O historiador Armando Cortesão - um dos que defende que foi Vaz Dourado o autor - apresenta a hipótese de
que o atlas tenha passado para a posse de D. Teotónio de Bragança (1530-1602),
por doação do próprio D. Francisco da Costa, ou que o tenha adquirido após a sua
morte.
Este atlas deve ter entrado na biblioteca da Cartuxa de Évora,
pouco depois da data do falecimento de D. Teotónio de Bragança, em
1602. Desconhece-se a data de entrada do atlas na Torre do Tombo,
certamente depois de 1834, após a extinção das ordens religiosas.
Existe ainda uma outra versão (com 17 mapas), de 1576, no espólio da Biblioteca Nacional de Portugal.
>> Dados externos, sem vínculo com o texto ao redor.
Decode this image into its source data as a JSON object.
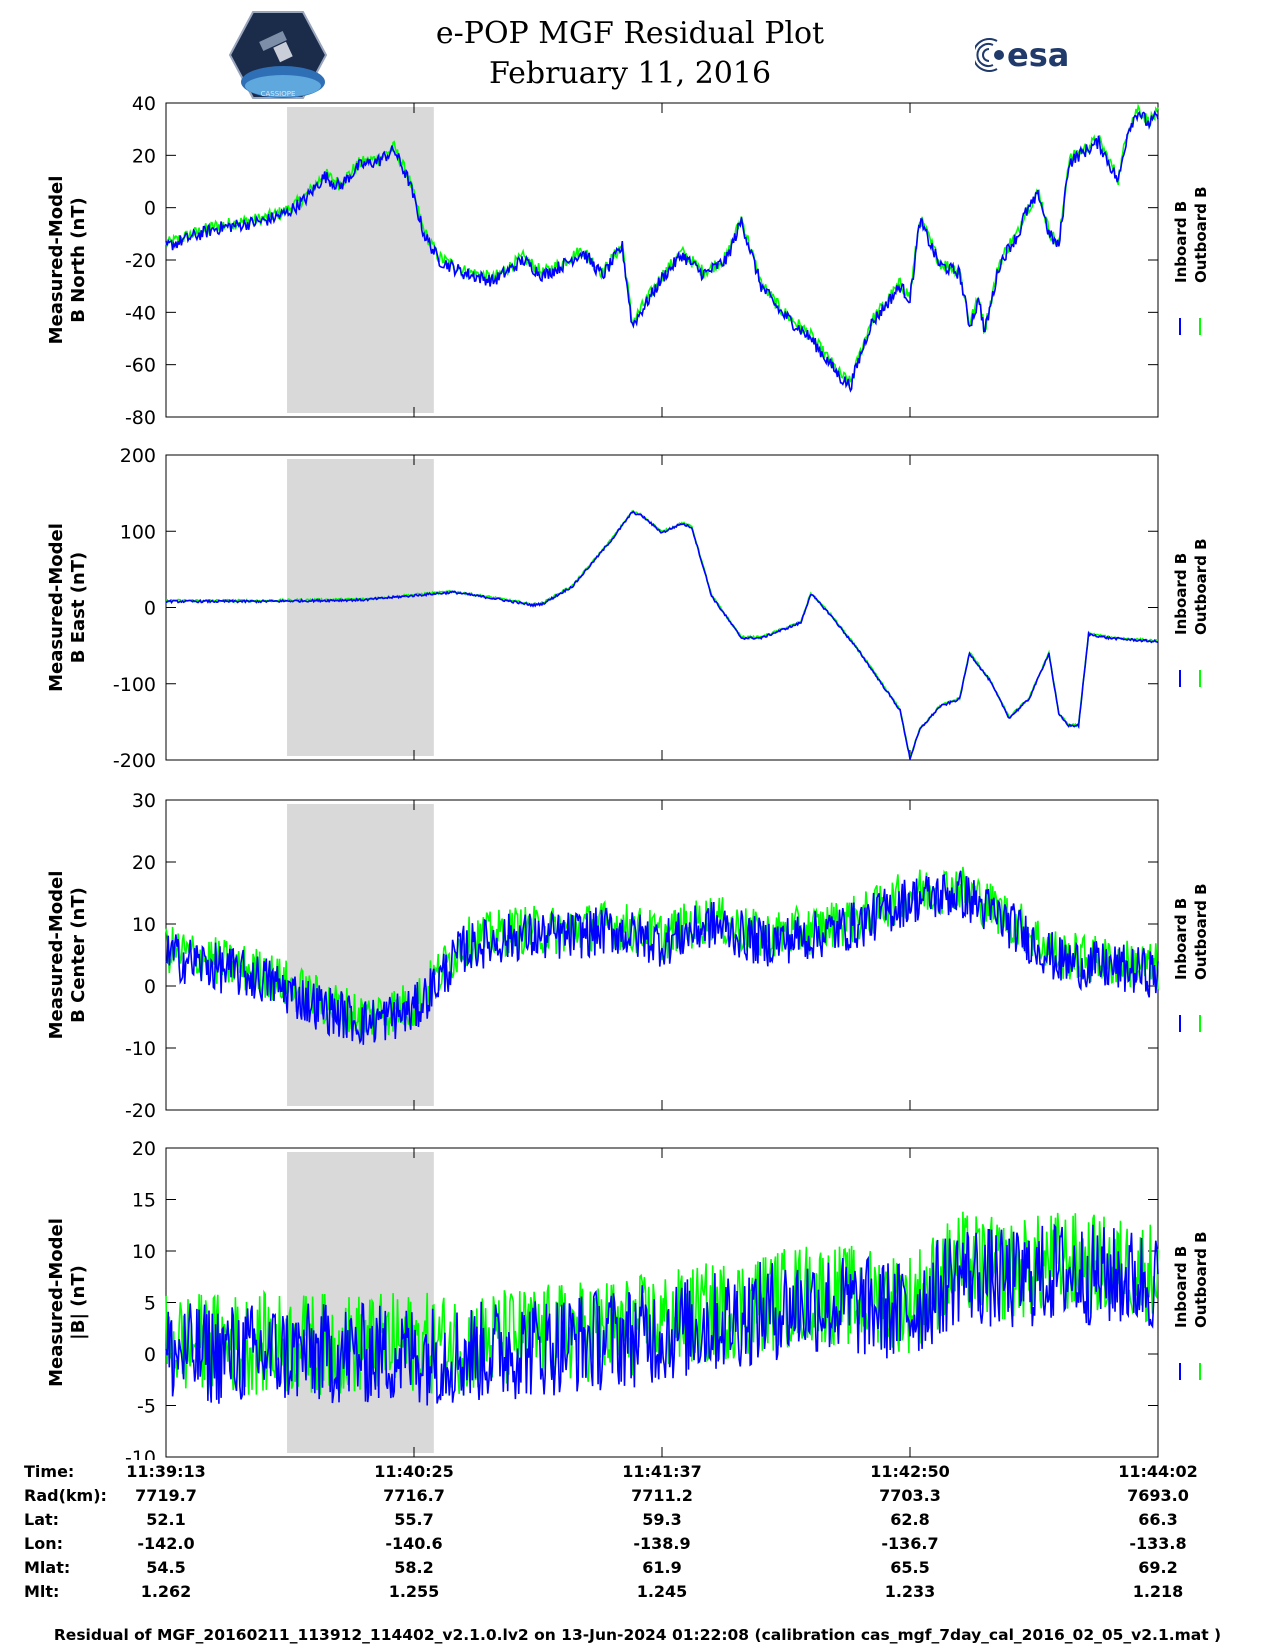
{
  "header": {
    "title": "e-POP MGF Residual Plot",
    "date": "February 11, 2016",
    "logo_left_text": "CASSIOPE",
    "logo_right_text": "esa"
  },
  "colors": {
    "inboard": "#0000ff",
    "outboard": "#00ff00",
    "shade": "#d9d9d9"
  },
  "chart_data": [
    {
      "type": "line",
      "ylabel": [
        "Measured-Model",
        "B North (nT)"
      ],
      "ylim": [
        -80,
        40
      ],
      "yticks": [
        40,
        20,
        0,
        -20,
        -40,
        -60,
        -80
      ],
      "legend": [
        "Inboard B",
        "Outboard B"
      ],
      "legend_placement": "right",
      "shaded_x_range": [
        0.122,
        0.27
      ],
      "noise_amplitude": 2.5,
      "series_x": [
        0,
        0.02,
        0.05,
        0.1,
        0.122,
        0.14,
        0.16,
        0.175,
        0.195,
        0.215,
        0.23,
        0.245,
        0.26,
        0.275,
        0.3,
        0.33,
        0.36,
        0.38,
        0.4,
        0.42,
        0.44,
        0.46,
        0.47,
        0.5,
        0.52,
        0.54,
        0.545,
        0.565,
        0.58,
        0.6,
        0.62,
        0.65,
        0.66,
        0.67,
        0.68,
        0.69,
        0.71,
        0.74,
        0.75,
        0.76,
        0.78,
        0.8,
        0.81,
        0.82,
        0.825,
        0.84,
        0.85,
        0.86,
        0.865,
        0.88,
        0.89,
        0.9,
        0.91,
        0.92,
        0.94,
        0.96,
        0.97,
        0.98,
        0.99,
        1.0
      ],
      "series": [
        {
          "name": "Inboard B",
          "values": [
            -15,
            -12,
            -8,
            -5,
            -2,
            3,
            12,
            8,
            16,
            18,
            22,
            10,
            -10,
            -20,
            -25,
            -28,
            -20,
            -26,
            -22,
            -17,
            -26,
            -15,
            -45,
            -27,
            -18,
            -25,
            -25,
            -20,
            -5,
            -30,
            -40,
            -50,
            -55,
            -60,
            -65,
            -68,
            -45,
            -30,
            -35,
            -5,
            -22,
            -25,
            -45,
            -35,
            -48,
            -22,
            -15,
            -10,
            -3,
            5,
            -10,
            -15,
            17,
            20,
            25,
            10,
            30,
            37,
            32,
            35
          ]
        },
        {
          "name": "Outboard B",
          "values": [
            -14,
            -11,
            -7,
            -4,
            -1,
            4,
            13,
            9,
            17,
            19,
            23,
            11,
            -9,
            -19,
            -24,
            -27,
            -19,
            -25,
            -21,
            -16,
            -25,
            -14,
            -44,
            -26,
            -17,
            -24,
            -24,
            -19,
            -4,
            -29,
            -39,
            -49,
            -54,
            -59,
            -64,
            -67,
            -44,
            -29,
            -34,
            -4,
            -21,
            -24,
            -44,
            -34,
            -47,
            -21,
            -14,
            -9,
            -2,
            6,
            -9,
            -14,
            18,
            21,
            26,
            11,
            31,
            38,
            33,
            36
          ]
        }
      ]
    },
    {
      "type": "line",
      "ylabel": [
        "Measured-Model",
        "B East (nT)"
      ],
      "ylim": [
        -200,
        200
      ],
      "yticks": [
        200,
        100,
        0,
        -100,
        -200
      ],
      "legend": [
        "Inboard B",
        "Outboard B"
      ],
      "legend_placement": "right",
      "shaded_x_range": [
        0.122,
        0.27
      ],
      "noise_amplitude": 1.5,
      "series_x": [
        0,
        0.1,
        0.2,
        0.27,
        0.29,
        0.33,
        0.37,
        0.38,
        0.41,
        0.45,
        0.47,
        0.48,
        0.5,
        0.52,
        0.53,
        0.55,
        0.58,
        0.6,
        0.64,
        0.65,
        0.67,
        0.7,
        0.74,
        0.75,
        0.76,
        0.78,
        0.8,
        0.81,
        0.83,
        0.84,
        0.85,
        0.87,
        0.89,
        0.9,
        0.91,
        0.92,
        0.93,
        0.95,
        0.97,
        1.0
      ],
      "series": [
        {
          "name": "Inboard B",
          "values": [
            8,
            8,
            10,
            18,
            20,
            12,
            3,
            5,
            28,
            90,
            125,
            120,
            98,
            110,
            105,
            15,
            -40,
            -40,
            -20,
            18,
            -10,
            -60,
            -135,
            -198,
            -160,
            -130,
            -120,
            -60,
            -95,
            -120,
            -145,
            -120,
            -60,
            -140,
            -155,
            -155,
            -35,
            -40,
            -42,
            -45
          ]
        },
        {
          "name": "Outboard B",
          "values": [
            9,
            9,
            11,
            19,
            21,
            13,
            4,
            6,
            29,
            91,
            126,
            121,
            99,
            111,
            106,
            16,
            -39,
            -39,
            -19,
            19,
            -9,
            -59,
            -134,
            -197,
            -159,
            -129,
            -119,
            -59,
            -94,
            -119,
            -144,
            -119,
            -59,
            -139,
            -154,
            -154,
            -34,
            -39,
            -41,
            -44
          ]
        }
      ]
    },
    {
      "type": "line",
      "ylabel": [
        "Measured-Model",
        "B Center (nT)"
      ],
      "ylim": [
        -20,
        30
      ],
      "yticks": [
        30,
        20,
        10,
        0,
        -10,
        -20
      ],
      "legend": [
        "Inboard B",
        "Outboard B"
      ],
      "legend_placement": "right",
      "shaded_x_range": [
        0.122,
        0.27
      ],
      "noise_amplitude": 4,
      "series_x": [
        0,
        0.05,
        0.1,
        0.15,
        0.2,
        0.25,
        0.27,
        0.3,
        0.35,
        0.4,
        0.45,
        0.5,
        0.55,
        0.6,
        0.65,
        0.7,
        0.75,
        0.8,
        0.85,
        0.9,
        0.95,
        1.0
      ],
      "series": [
        {
          "name": "Inboard B",
          "values": [
            5,
            3,
            1,
            -3,
            -6,
            -4,
            0,
            6,
            8,
            8,
            9,
            7,
            10,
            7,
            8,
            10,
            14,
            15,
            10,
            4,
            3,
            2
          ]
        },
        {
          "name": "Outboard B",
          "values": [
            6,
            4,
            2,
            -2,
            -5,
            -3,
            1,
            7,
            9,
            9,
            10,
            8,
            11,
            8,
            9,
            11,
            15,
            16,
            11,
            5,
            4,
            3
          ]
        }
      ]
    },
    {
      "type": "line",
      "ylabel": [
        "Measured-Model",
        "|B| (nT)"
      ],
      "ylim": [
        -10,
        20
      ],
      "yticks": [
        20,
        15,
        10,
        5,
        0,
        -5,
        -10
      ],
      "legend": [
        "Inboard B",
        "Outboard B"
      ],
      "legend_placement": "right",
      "shaded_x_range": [
        0.122,
        0.27
      ],
      "noise_amplitude": 5,
      "series_x": [
        0,
        0.1,
        0.2,
        0.3,
        0.4,
        0.5,
        0.6,
        0.65,
        0.75,
        0.8,
        0.85,
        0.9,
        1.0
      ],
      "series": [
        {
          "name": "Inboard B",
          "values": [
            0,
            0,
            0,
            0,
            1,
            2,
            4,
            5,
            4,
            8,
            7,
            8,
            7
          ]
        },
        {
          "name": "Outboard B",
          "values": [
            1,
            1,
            1,
            1,
            2,
            3,
            5,
            6,
            5,
            9,
            8,
            9,
            8
          ]
        }
      ]
    }
  ],
  "info_table": {
    "rows": [
      {
        "label": "Time:",
        "values": [
          "11:39:13",
          "11:40:25",
          "11:41:37",
          "11:42:50",
          "11:44:02"
        ]
      },
      {
        "label": "Rad(km):",
        "values": [
          "7719.7",
          "7716.7",
          "7711.2",
          "7703.3",
          "7693.0"
        ]
      },
      {
        "label": "Lat:",
        "values": [
          "52.1",
          "55.7",
          "59.3",
          "62.8",
          "66.3"
        ]
      },
      {
        "label": "Lon:",
        "values": [
          "-142.0",
          "-140.6",
          "-138.9",
          "-136.7",
          "-133.8"
        ]
      },
      {
        "label": "Mlat:",
        "values": [
          "54.5",
          "58.2",
          "61.9",
          "65.5",
          "69.2"
        ]
      },
      {
        "label": "Mlt:",
        "values": [
          "1.262",
          "1.255",
          "1.245",
          "1.233",
          "1.218"
        ]
      }
    ]
  },
  "footer": "Residual of MGF_20160211_113912_114402_v2.1.0.lv2 on 13-Jun-2024 01:22:08 (calibration cas_mgf_7day_cal_2016_02_05_v2.1.mat )"
}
Outros trabalhos de Vaz Dourado estão espalhados por arquivos do Reino Unido, Espanha e Alemanha.
Sugestão de leitura:
Cortesão, A.; Mota, Teixeira da.
Portugallae Monumenta Cartographica. Lisboa: Imprensa Nacional – Casa da Moeda, 1987.
Nota: recentemente o Atlas foi clonado - em pergaminho com textura igual à original - numa edição limitada em homenagem à época em que a cartografia portuguesa era a melhor do mundo. A ideia partiu do espanhol Manuel Moleiro em 2016, fundador da editora M. Moleiro. Foi ele o responsável pela reprodução das 18 folhas do Atlas de Fernão Vaz Dourado, numa edição única (em 2014... 443 anos depois de ter sido feito o original) de 987 exemplares certificados. Nela são respeitadas desde as técnicas de pintura miniaturista renascentista que eram apanágio de Vaz Dourado até às marcas do tempo deixadas no pergaminho. Custam cerca de 2 mil euros.